VU : Derrière le blanc de Jean-Antoine Bigot
Jean-Antoine Bigot livre, avec Derrière le blanc, une performance autour de la toile blanche. Retour.
Je ne verrai plus la page blanche de la même manière.
Alors que la compagnie chorégraphique Ex Nihilo œuvre principalement dans l’espace public, c’est à l’expression de l’intime et de ce qu’il y a de plus intérieur que Jean-Antoine Bigot nous invite. Dès l’entrée dans la salle, nous sommes dans un atelier d’artiste. Toile, peinture, outillage, pinceaux…

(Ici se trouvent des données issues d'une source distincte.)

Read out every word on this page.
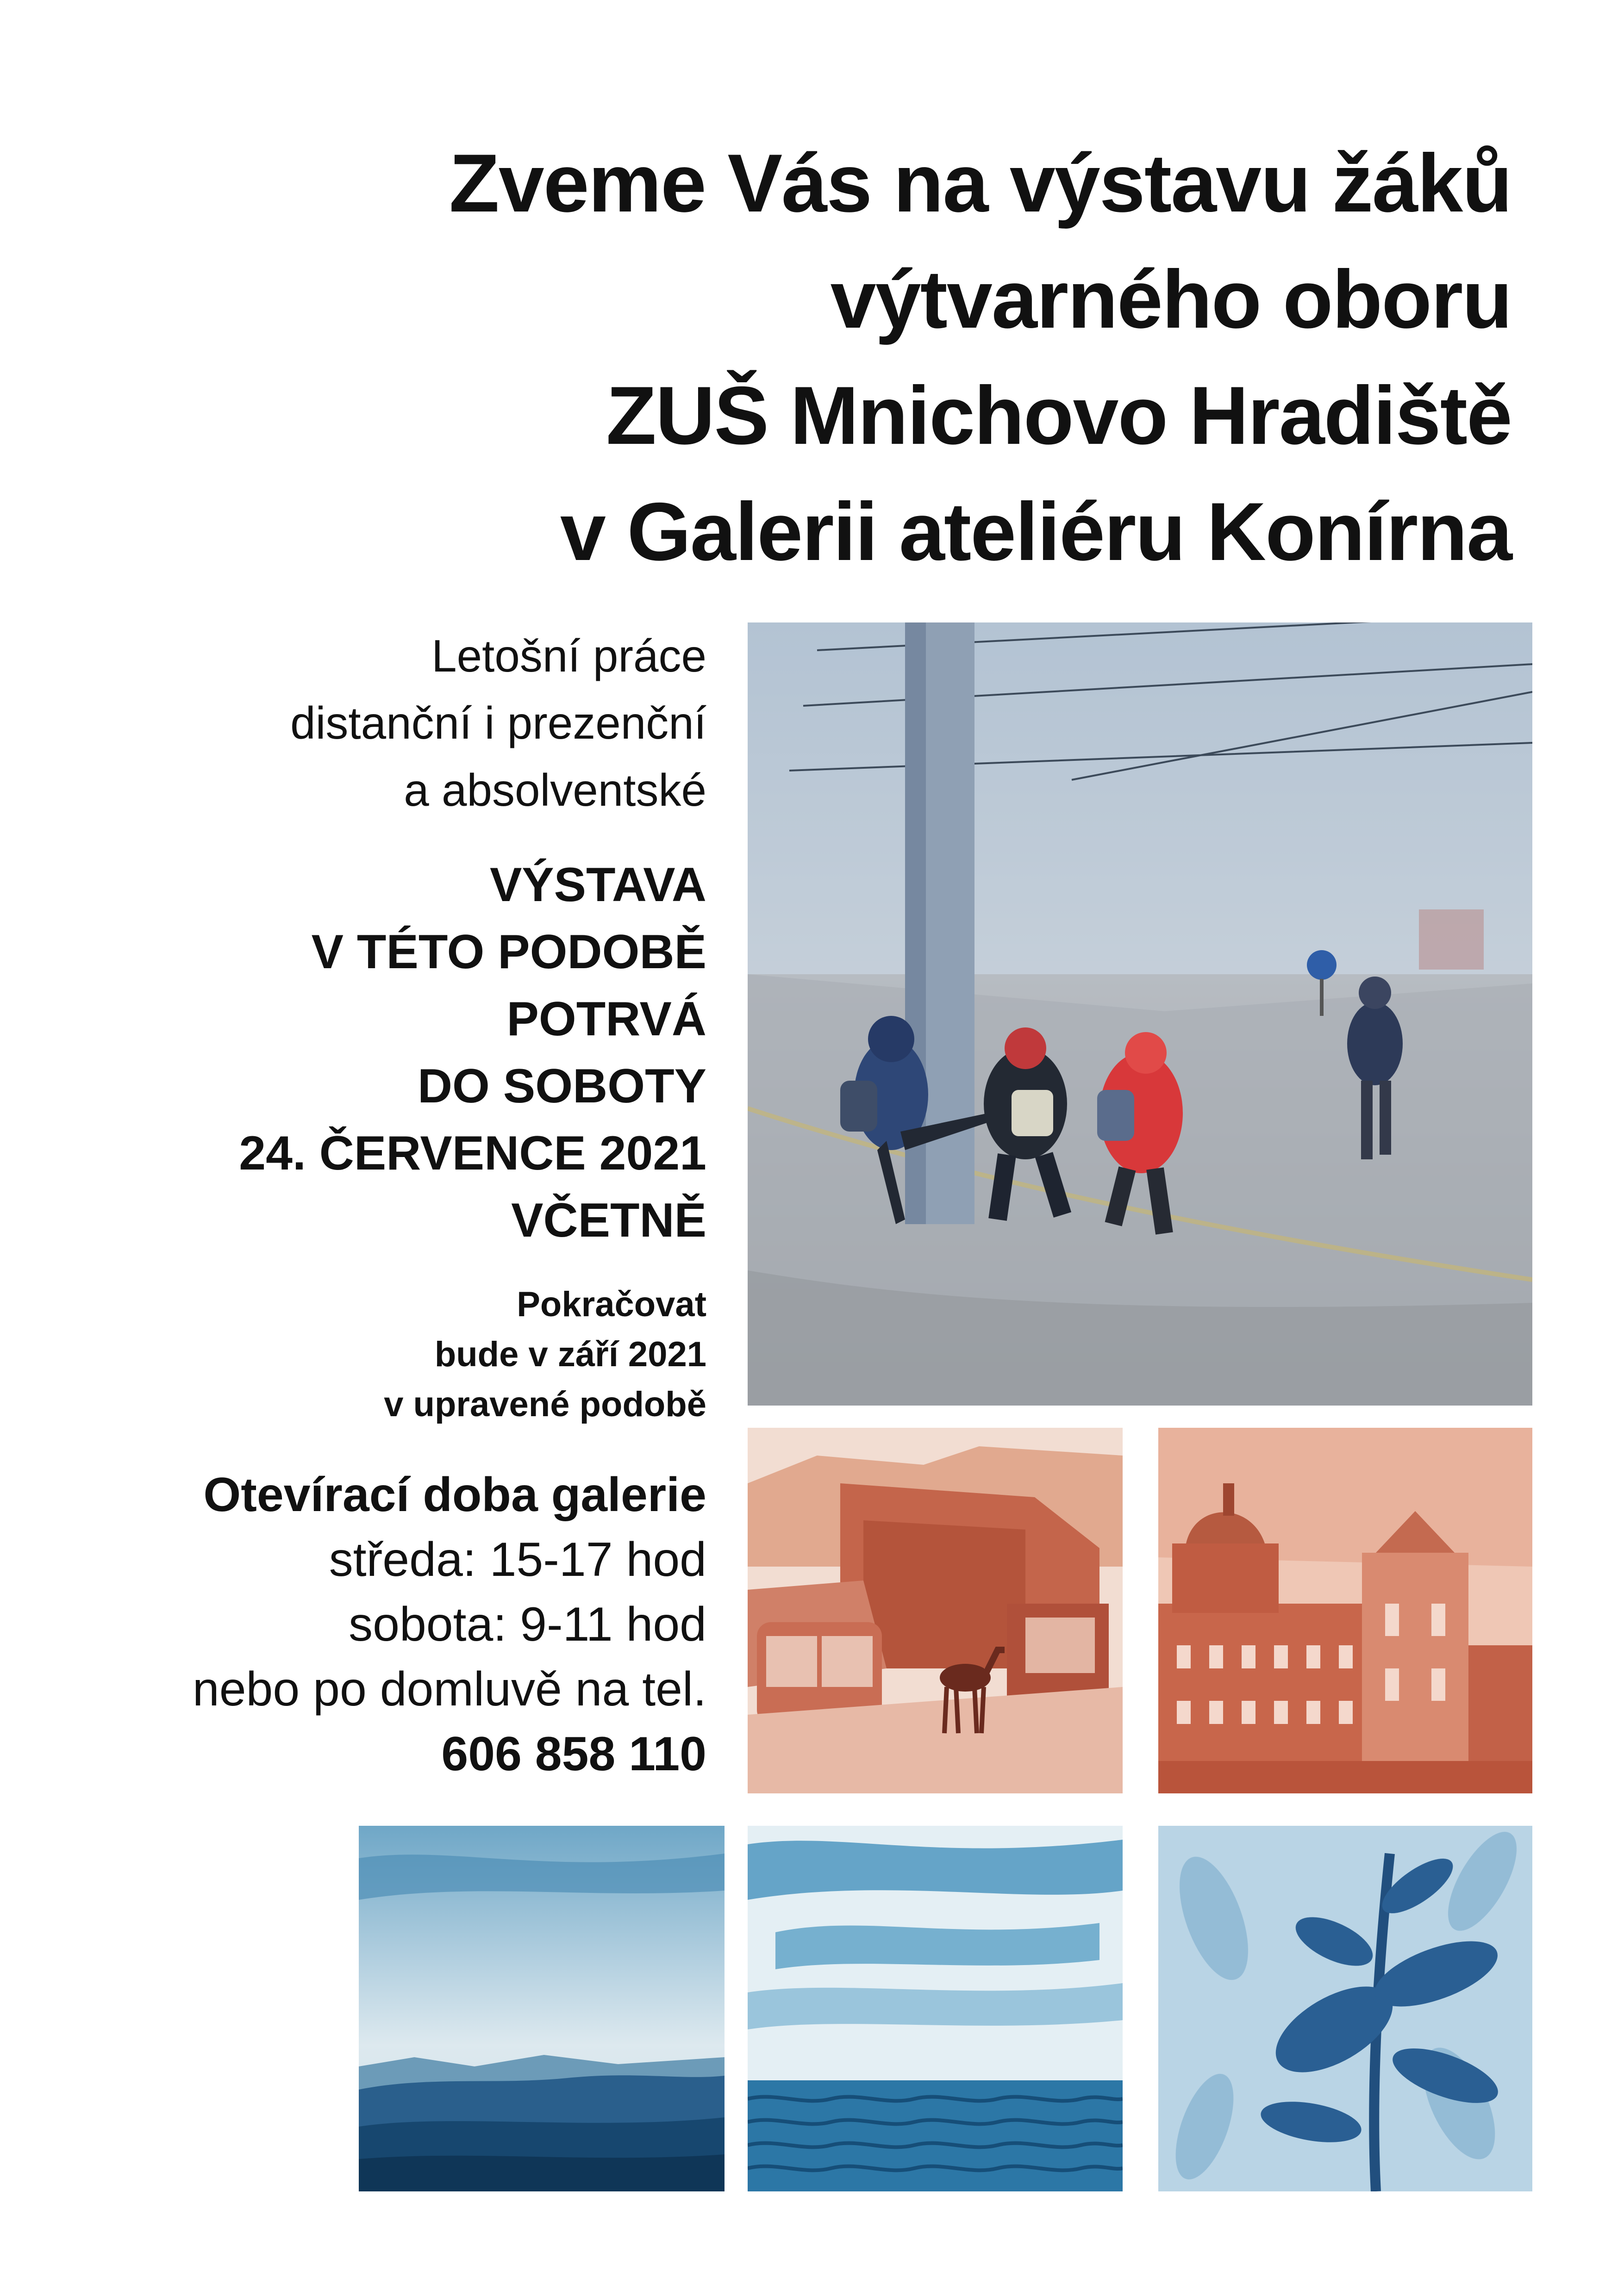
Zveme Vás na výstavu žáků
výtvarného oboru
ZUŠ Mnichovo Hradiště
v Galerii ateliéru Konírna
Letošní práce
distanční i prezenční
a absolventské
VÝSTAVA
V TÉTO PODOBĚ
POTRVÁ
DO SOBOTY
24. ČERVENCE 2021
VČETNĚ
Pokračovat
bude v září 2021
v upravené podobě
Otevírací doba galerie
středa: 15-17 hod
sobota: 9-11 hod
nebo po domluvě na tel.
606 858 110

Il serait banal de dire que l’art prend vie sous nos yeux, c’est pourquoi je dirais plutôt qu’il prend CORPS. Qui s’intéresse au mouvement ne peut pas imaginer que l’artiste en train de peindre ou de sculpter ne soit pas traversé par cette énergie. Mais ce que nous communique de plus Jean-Antoine Bigot, dans cette pièce, c’est que TOUT est mouvement. Pinceau, bois, peinture, charbon, craie, pierre, scotch, truelle ; l’espace et les objets sont habités de son énergie et la musique live de Pascal Ferrari contribue à donner vie à cet espace lumineux. En effet, « Le petit théâtre de La Mouette » de la Maison Jean Vilar a fait place nette pour que « résonne » la toile blanche.
Il faut approcher la toile. Comme lors d’une première rencontre, il faut y aller doucement. C’est en s’allongeant sous sa toile que Jean-Antoine Bigot établit le contact. Qui de l’un ou de l’autre transmet de sa matière ? Est-ce la toile qui s’imprègne de l’énergie et du mouvement du danseur-artiste ? Est-ce l’artiste qui laisse la toile « l’inspirer » ?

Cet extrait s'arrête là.